Sheltered Islander: Cat Scan – How Many Is Too Many?
Shelter Island is a place where animals think they are people, and people agree with them. My mother handled her empty nest syndrome by replacing her five children with 10 animals. At one time, she thought animals were less work than children but that they still provided all the joy. Over time I think she has reversed her opinion on that. Presently, she has eight cats and two dogs. The dogs are dachshunds, and not only do they hold themselves to be children, they envision themselves as spoiled children who deserve to be indulged. They project one message with their faces: I am pathetic, feed me.
The eight cats—Missy, MeMe, PeeWee, Audrey, Smokey, Magic, Ginger and Orlando—run the house and have my mother so trained that she calls the house when she’s out for the day to check on the cats.
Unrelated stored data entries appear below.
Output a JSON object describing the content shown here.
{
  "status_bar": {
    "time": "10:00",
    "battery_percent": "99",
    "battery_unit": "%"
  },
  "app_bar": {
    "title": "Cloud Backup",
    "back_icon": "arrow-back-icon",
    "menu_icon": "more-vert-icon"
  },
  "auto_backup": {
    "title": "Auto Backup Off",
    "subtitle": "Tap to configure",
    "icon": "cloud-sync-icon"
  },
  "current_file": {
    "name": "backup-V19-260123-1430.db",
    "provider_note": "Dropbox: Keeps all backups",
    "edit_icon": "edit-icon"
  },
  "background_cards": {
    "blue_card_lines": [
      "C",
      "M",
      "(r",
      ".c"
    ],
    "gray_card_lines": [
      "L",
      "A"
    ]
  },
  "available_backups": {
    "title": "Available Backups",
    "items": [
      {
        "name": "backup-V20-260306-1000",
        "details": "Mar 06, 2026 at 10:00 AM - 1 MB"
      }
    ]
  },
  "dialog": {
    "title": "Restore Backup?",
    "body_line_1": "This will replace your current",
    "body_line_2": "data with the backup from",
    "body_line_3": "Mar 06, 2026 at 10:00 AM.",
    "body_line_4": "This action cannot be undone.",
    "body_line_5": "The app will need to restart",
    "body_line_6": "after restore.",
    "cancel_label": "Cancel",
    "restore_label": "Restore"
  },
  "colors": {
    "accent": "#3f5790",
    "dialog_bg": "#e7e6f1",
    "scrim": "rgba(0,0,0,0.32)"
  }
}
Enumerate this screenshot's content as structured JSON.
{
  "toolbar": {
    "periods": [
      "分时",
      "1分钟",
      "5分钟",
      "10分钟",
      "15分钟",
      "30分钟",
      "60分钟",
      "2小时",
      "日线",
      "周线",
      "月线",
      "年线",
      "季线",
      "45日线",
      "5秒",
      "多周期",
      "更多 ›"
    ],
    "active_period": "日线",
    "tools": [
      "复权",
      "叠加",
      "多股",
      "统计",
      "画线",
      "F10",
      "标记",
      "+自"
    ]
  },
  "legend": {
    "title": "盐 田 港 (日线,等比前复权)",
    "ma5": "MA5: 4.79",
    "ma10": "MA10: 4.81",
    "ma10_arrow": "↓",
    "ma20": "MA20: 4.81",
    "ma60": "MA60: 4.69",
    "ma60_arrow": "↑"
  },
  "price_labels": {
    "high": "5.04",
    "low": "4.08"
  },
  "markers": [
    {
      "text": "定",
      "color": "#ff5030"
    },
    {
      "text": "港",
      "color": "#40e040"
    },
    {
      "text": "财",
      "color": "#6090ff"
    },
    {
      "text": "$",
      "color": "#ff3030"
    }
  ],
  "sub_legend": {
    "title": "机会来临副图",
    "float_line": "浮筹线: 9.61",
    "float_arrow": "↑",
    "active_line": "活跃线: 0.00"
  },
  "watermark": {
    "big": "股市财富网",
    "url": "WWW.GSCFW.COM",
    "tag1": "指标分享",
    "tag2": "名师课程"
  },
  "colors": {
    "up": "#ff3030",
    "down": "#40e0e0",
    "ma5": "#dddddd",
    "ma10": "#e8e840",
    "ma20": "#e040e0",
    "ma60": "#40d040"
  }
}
PeeWee seems to be the group secretary, because he commonly takes notes by unrolling toilet paper with his claws, leaving a series of punctures that I think are encoded cat announcements.
As I watch my mother, I have come up with a questionnaire you can take to determine if you are cat trained.
Does your cat determine when you wake up and start your day?
Do you rise from your chair in the living room whenever you hear a cat in the kitchen to see what they want?
Do you speak to them like a person, and after offering one or two things that they reject, do you stand in the kitchen looking at them and saying, “Well, I don’t know what you want!”
Do you keep telling them to stay off your kitchen counters and even say to them in baby, “Stay off Mommy’s counters. Be a good girl. You want a treat? I fix you a milk-milk cause I love you.”
When they meow to go outside, do you rush to open the door? And do you stand there with the door open, heating the backyard, while they walk back and forth near the door, deciding whether they really want to go outside? Or did they just want to show off to the other cats that they could make you do this trick of standing in doorway, freezing, while they just look outside?
Do you check your dryer for cats before you close the door?
Do you secretly let them sleep on warm clothes fresh from the dryer?
Is there a small bag of cat treats in your bedside table? Do you use the treats to bribe them to sleep on the corner of your bed instead of somewhere that keeps you from turning over? Have you wondered whether you’re teaching them to sleep at the foot of the bed or whether they’ve figured out how to get more cat treats?
Have you ever injured yourself by trying to avoid injuring them? Ever twisted your back, knee or foot because they chose that moment to walk between your feet and you did a double Lutz, triple-toe back spin to avoid falling on them?
Have they ever walked on the keyboard while you are working on the computer and lived to meow the tale? One of my mother’s cats stepped on the delete button at exactly the wrong time. It’s only because mother has a cordless mouse that I wasn’t able to strangle that cat.
If you answered ‘yes’ to two or more of these questions, I see bags of cat treats in your future.